PSA: Gemma 27b ggufs can be pretty sensitive to blast batch size changes

Posted by SomeOddCodeGuy@reddit | LocalLLaMA | View on Reddit | 7 comments

So this is a pretty short one because I'm writing it over my lunch break, but wanted to toss this out in case it might help others who got to fiddling with things that they probably shouldn't like I did. When running Koboldcpp, I usually run my models with 2048 blast batch size, since [prompt processing speed is a pain](https://www.reddit.com/r/LocalLLaMA/comments/1aw08ck/real_world_speeds_on_the_mac_koboldcpp_context/) for Macs, and there's at least [some evidence that doing this can help](https://www.reddit.com/r/LocalLLaMA/comments/16famrm/koboldcpp_llamacpp_frankensteined_some_blast/).

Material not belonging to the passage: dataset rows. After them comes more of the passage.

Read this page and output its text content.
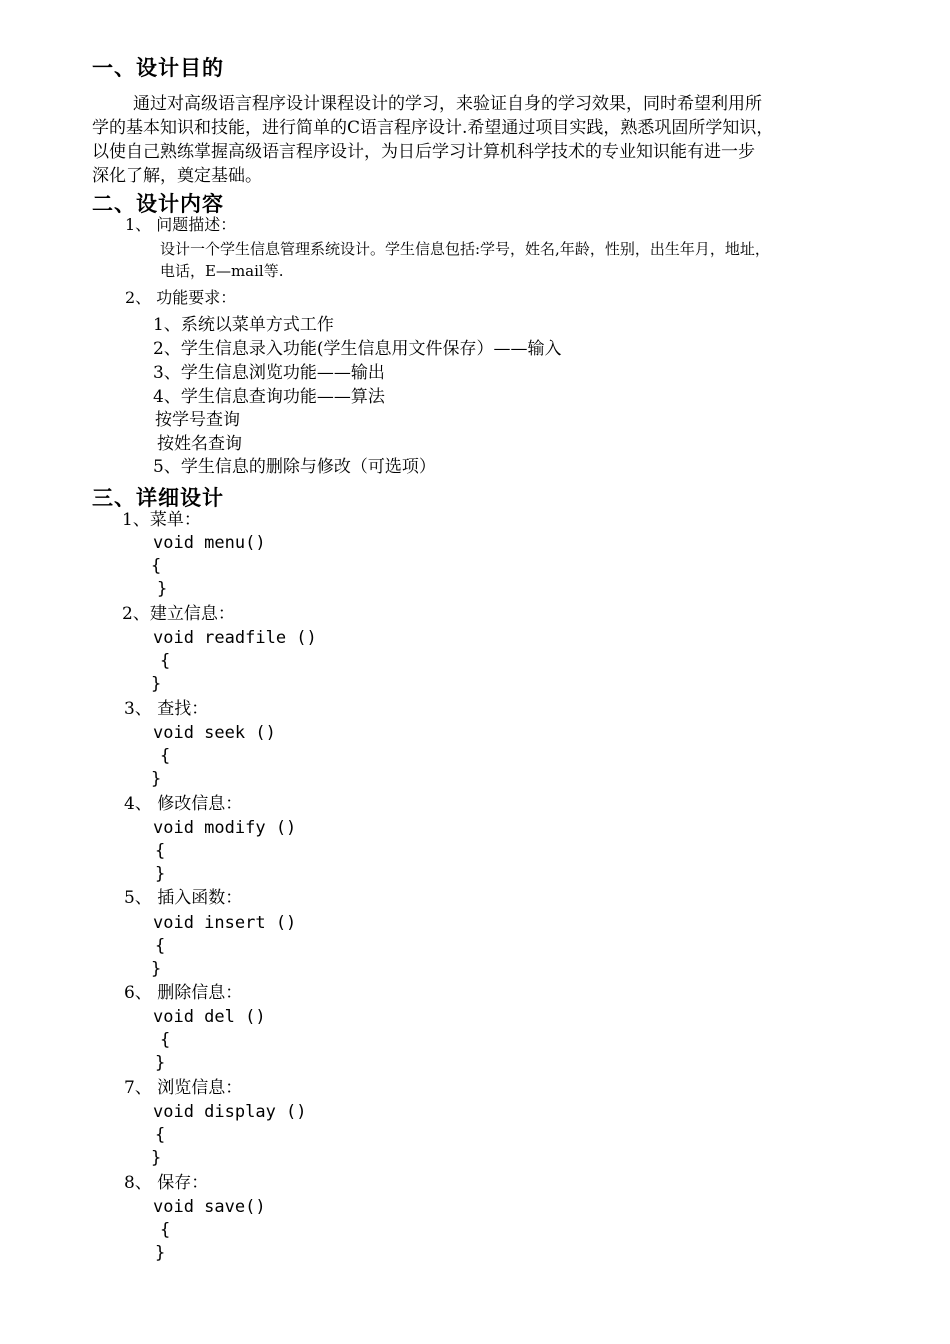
一、设计目的
通过对高级语言程序设计课程设计的学习，来验证自身的学习效果，同时希望利用所
学的基本知识和技能，进行简单的C语言程序设计.希望通过项目实践，熟悉巩固所学知识，
以使自己熟练掌握高级语言程序设计，为日后学习计算机科学技术的专业知识能有进一步
深化了解，奠定基础。
二、设计内容
1、 问题描述：
设计一个学生信息管理系统设计。学生信息包括:学号，姓名,年龄，性别，出生年月，地址，
电话，E—mail等.
2、 功能要求：
1、系统以菜单方式工作
2、学生信息录入功能(学生信息用文件保存）——输入
3、学生信息浏览功能——输出
4、学生信息查询功能——算法
按学号查询
按姓名查询
5、学生信息的删除与修改（可选项）
三、详细设计
1、菜单：
void menu()
{
}
2、建立信息：
void readfile ()
{
}
3、 查找：
void seek ()
{
}
4、 修改信息：
void modify ()
{
}
5、 插入函数：
void insert ()
{
}
6、 删除信息：
void del ()
{
}
7、 浏览信息：
void display ()
{
}
8、 保存：
void save()
{
}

Well, over the past few days I was struggling to get Gemma 27b gguf to work with Koboldcpp, and couldn't figure out why. The few coherent responses I could get out of it were just not great, but honestly most responses were plain gibberish. Turns out that my standard command for kicking off kobold, which includes setting 2048 blast batch size, was the issue. I kicked the batch size down to the standard 512, and suddenly Gemma was smart as could be. As an additional note- this got me interested in the effect of blast batch size on inference quality, so I did a couple of quick tests; nothing scientific, but rather just a quick peek at what would happen. I re-ran a challenging coding question a few times with Wizard, and found that I consistently got better results at 256 batch size than anything else. Mind you, I didn't run a lot of tests so this could be just coincidence, but thought that would be a fun-to-mention thing. Anyhow, just wanted to give a heads up about that.